The approach has been mainstream gender planning, the head of the department’s gender desk, Mathapelo Lengoesane, told MPs this week.
And this is just the beginning, she added. The aim of her unit is the development of guiding principles to achieve good standards of a gender equitable department, assist in providing gender training programmes and monitor production of gender desegregated data for the department.
It also reviews all policies, projects and programmes for their gender implications, monitors the department in terms of South Africa’s international agreements and develops gender sensitive indicators.
A gender task team has been established nationally, a gender committee representative of every unit in the department appointed and gender committees have been started in all portfolio organisations.
The unit has already initiated a gender audit in all the portfolio organisations to determine what they had done on gender programming since 1994 and to assess the capacity and potential of portfolio organisations in undertaking approaches to engendering policies and programmes.

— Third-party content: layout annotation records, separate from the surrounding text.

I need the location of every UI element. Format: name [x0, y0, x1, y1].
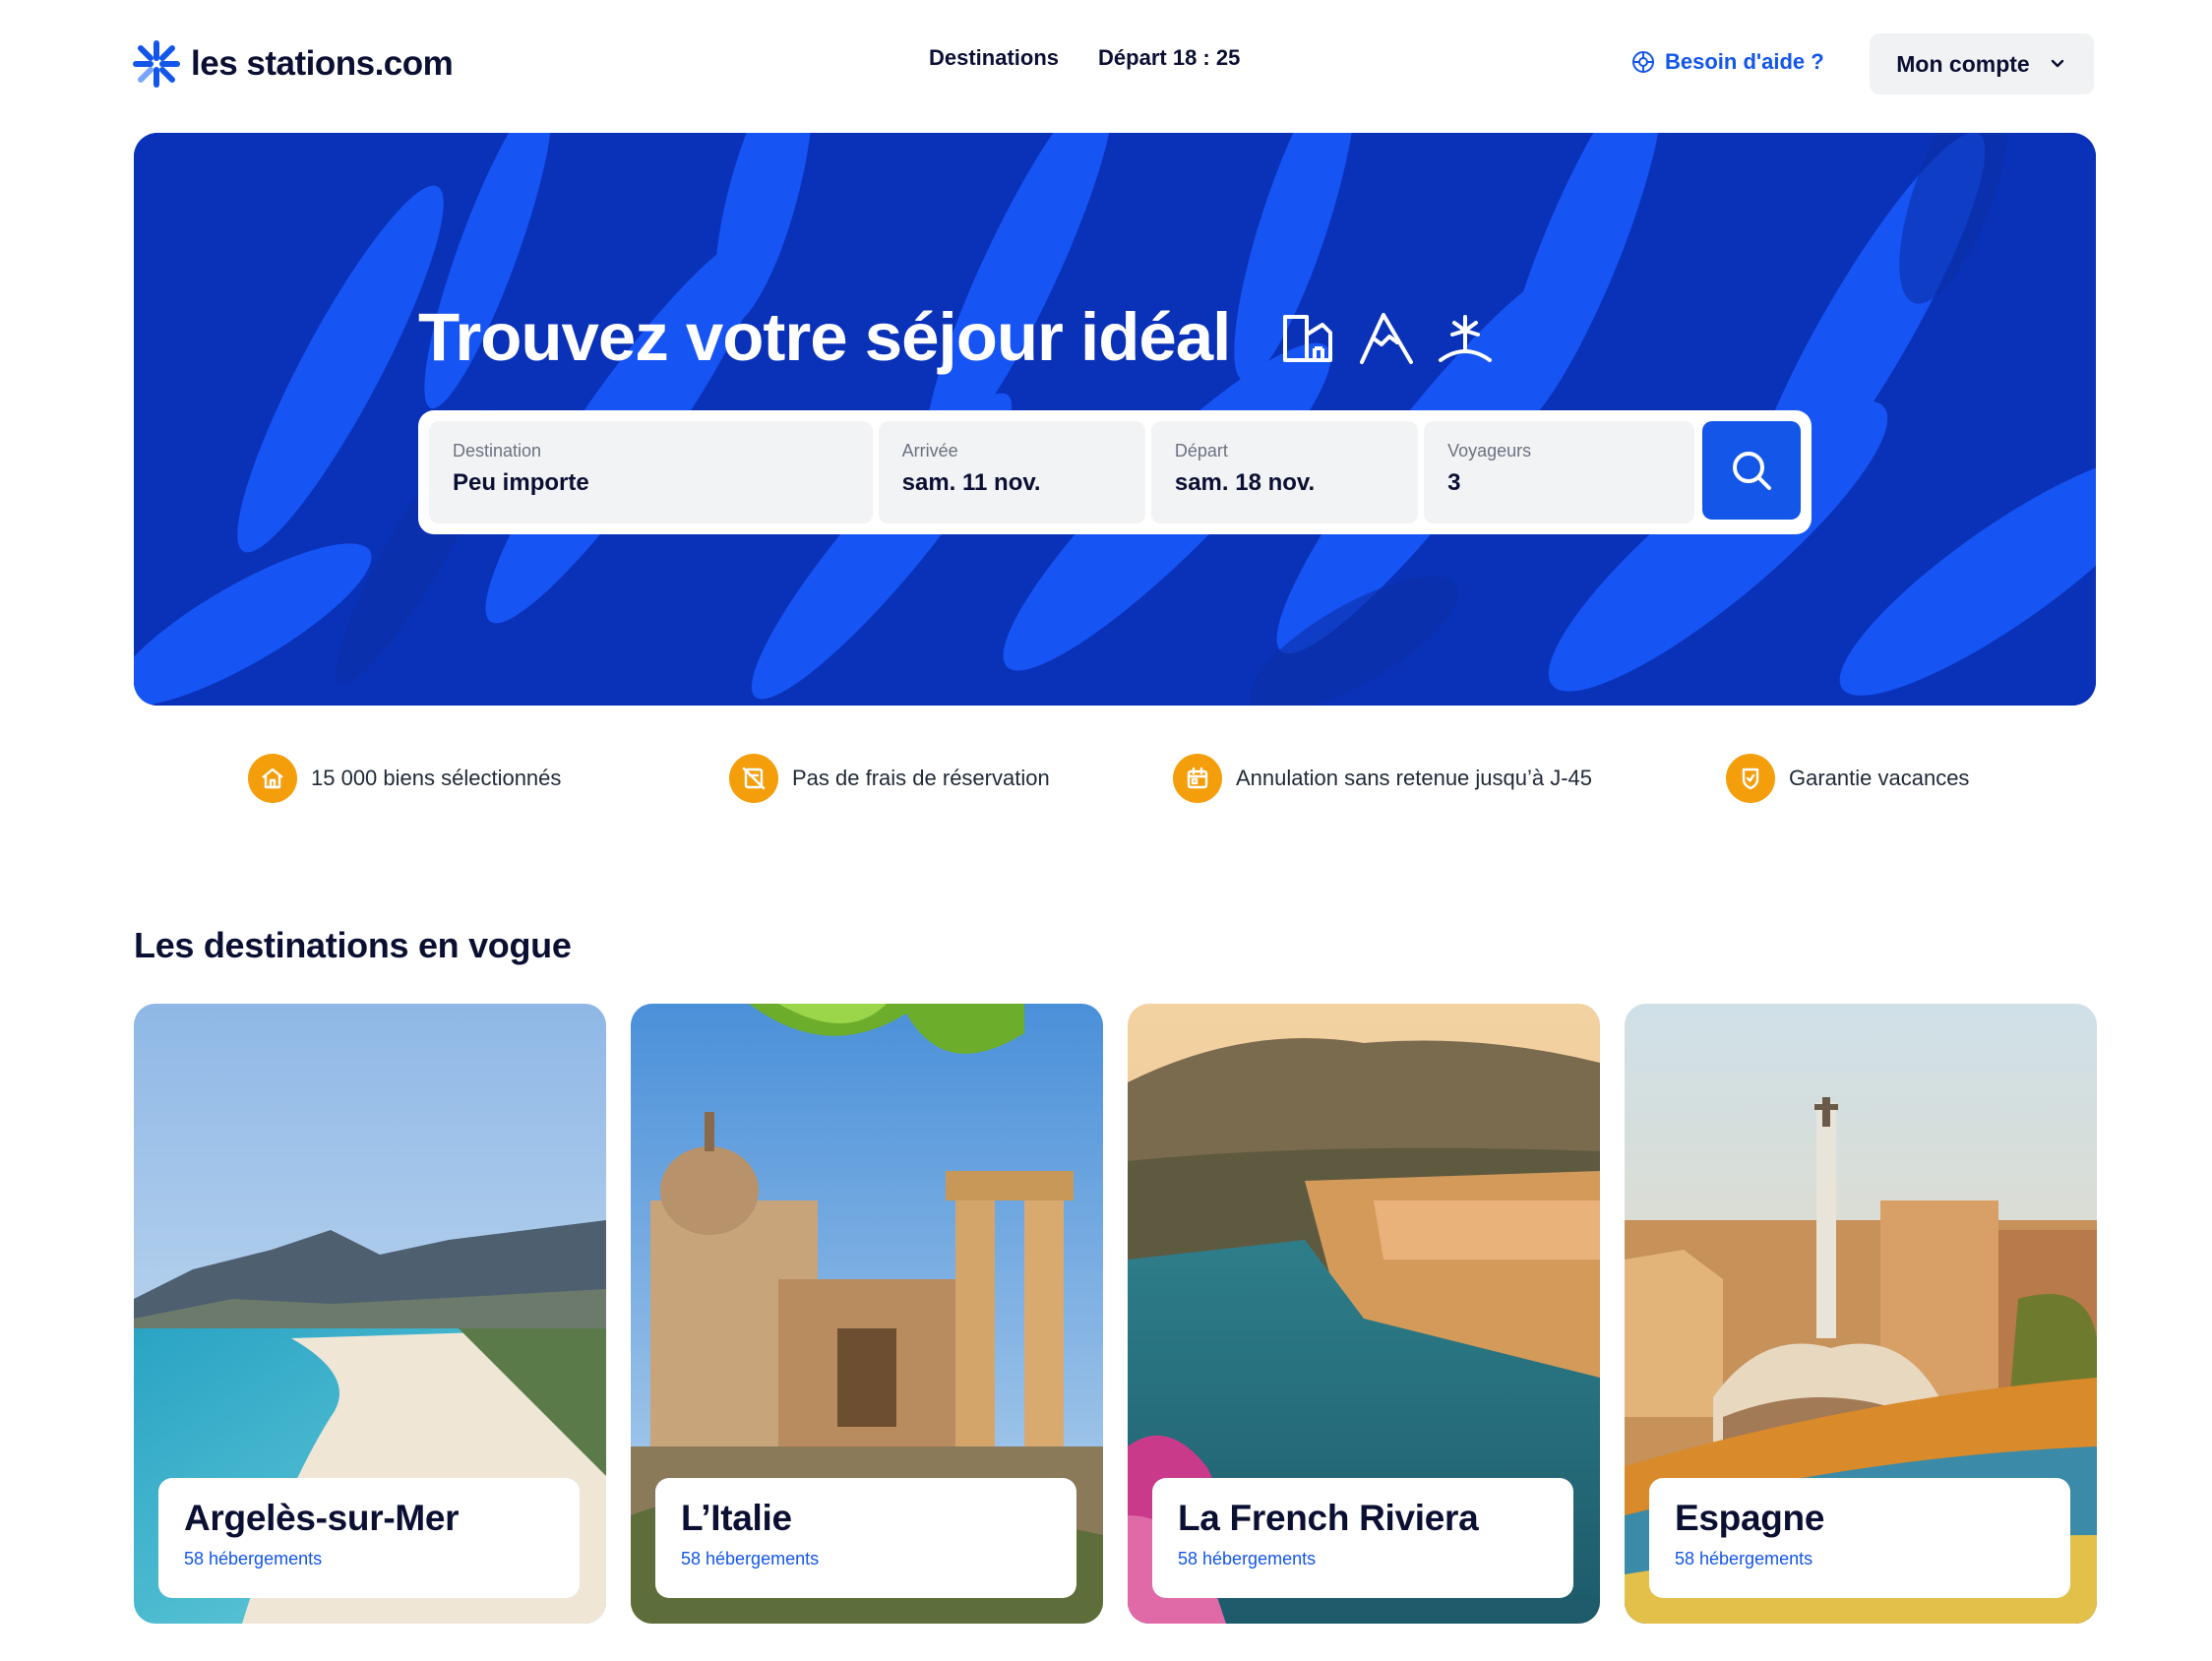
arrival-date-field[interactable]: Arrivée sam. 11 nov. [878, 421, 1145, 523]
features-strip: 15 000 biens sélectionnés Pas de frais d… [0, 754, 2212, 809]
help-link[interactable]: Besoin d'aide ? [1631, 49, 1824, 75]
destination-field[interactable]: Destination Peu importe [429, 421, 873, 523]
feature-label: Garantie vacances [1789, 766, 1970, 790]
brand-name: les stations.com [191, 44, 454, 83]
destination-label: Destination [453, 441, 542, 461]
help-label: Besoin d'aide ? [1665, 49, 1824, 74]
hero-title-text: Trouvez votre séjour idéal [418, 299, 1231, 375]
destination-card-label: La French Riviera 58 hébergements [1152, 1478, 1573, 1598]
destination-card-riviera[interactable]: La French Riviera 58 hébergements [1128, 1004, 1600, 1624]
brand-logo[interactable]: les stations.com [132, 37, 454, 91]
travelers-value: 3 [1447, 469, 1461, 496]
search-bar: Destination Peu importe Arrivée sam. 11 … [418, 410, 1812, 534]
search-button[interactable] [1702, 421, 1801, 520]
destination-cards: Argelès-sur-Mer 58 hébergements L’Italie [134, 1004, 2097, 1624]
destination-card-spain[interactable]: Espagne 58 hébergements [1625, 1004, 2097, 1624]
feature-no-fees: Pas de frais de réservation [729, 754, 1050, 803]
logo-star-icon [133, 40, 180, 88]
site-header: les stations.com Destinations Départ 18 … [0, 0, 2212, 128]
accommodation-count: 58 hébergements [1675, 1549, 1813, 1569]
accommodation-count: 58 hébergements [1178, 1549, 1317, 1569]
account-label: Mon compte [1896, 50, 2030, 77]
city-icon [1283, 314, 1333, 362]
destination-card-label: L’Italie 58 hébergements [655, 1478, 1076, 1598]
hero-title: Trouvez votre séjour idéal [418, 298, 1494, 376]
feature-label: Pas de frais de réservation [792, 766, 1050, 790]
search-icon [1733, 452, 1772, 490]
feature-label: 15 000 biens sélectionnés [311, 766, 562, 790]
destination-name: La French Riviera [1178, 1498, 1479, 1538]
destination-card-label: Argelès-sur-Mer 58 hébergements [158, 1478, 580, 1598]
arrival-value: sam. 11 nov. [901, 469, 1041, 496]
feature-selected-properties: 15 000 biens sélectionnés [248, 754, 561, 803]
hero-banner: Trouvez votre séjour idéal Destination P… [134, 133, 2096, 706]
accommodation-count: 58 hébergements [681, 1549, 820, 1569]
nav-departure-time[interactable]: Départ 18 : 25 [1098, 45, 1240, 71]
house-icon [248, 754, 297, 803]
nav-destinations[interactable]: Destinations [929, 45, 1059, 71]
calendar-icon [1173, 754, 1222, 803]
accommodation-count: 58 hébergements [184, 1549, 323, 1569]
destination-card-argeles[interactable]: Argelès-sur-Mer 58 hébergements [134, 1004, 606, 1624]
departure-date-field[interactable]: Départ sam. 18 nov. [1150, 421, 1419, 523]
feature-label: Annulation sans retenue jusqu’à J-45 [1236, 766, 1593, 790]
hero-icons [1279, 309, 1494, 366]
shield-check-icon [1726, 754, 1775, 803]
travelers-field[interactable]: Voyageurs 3 [1424, 421, 1695, 523]
destination-name: L’Italie [681, 1498, 792, 1538]
travelers-label: Voyageurs [1447, 441, 1532, 461]
feature-free-cancellation: Annulation sans retenue jusqu’à J-45 [1173, 754, 1592, 803]
departure-label: Départ [1174, 441, 1228, 461]
feature-holiday-guarantee: Garantie vacances [1726, 754, 1969, 803]
mountain-icon [1360, 312, 1414, 364]
destination-card-label: Espagne 58 hébergements [1649, 1478, 2070, 1598]
account-menu-button[interactable]: Mon compte [1870, 33, 2094, 94]
no-fee-icon [729, 754, 778, 803]
palm-island-icon [1439, 314, 1493, 362]
destination-name: Espagne [1675, 1498, 1825, 1538]
section-title: Les destinations en vogue [134, 925, 572, 965]
destination-name: Argelès-sur-Mer [184, 1498, 460, 1538]
destination-value: Peu importe [453, 469, 589, 496]
main-nav: Destinations Départ 18 : 25 [929, 45, 1240, 71]
chevron-down-icon [2051, 59, 2063, 68]
destination-card-italy[interactable]: L’Italie 58 hébergements [631, 1004, 1103, 1624]
arrival-label: Arrivée [901, 441, 958, 461]
departure-value: sam. 18 nov. [1174, 469, 1316, 496]
help-wheel-icon [1632, 51, 1654, 73]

Lengoesane said the key areas are corporate governance profiles, institutional framework mandates, policies, procurement, corporate social responsibility programmes, funding and capacity to carry out gender work.
She hopes this will result in the status of women being changed, action being taken to promote a gender mainstreaming strategies and people in authority becoming more aware of what institutionalising gender involves.
It is clear that with the forceful Lengoesane in charge of the gender unit and a R6-million budget, the department means business when it comes to gender issues. The Post Office and Telkom should take note.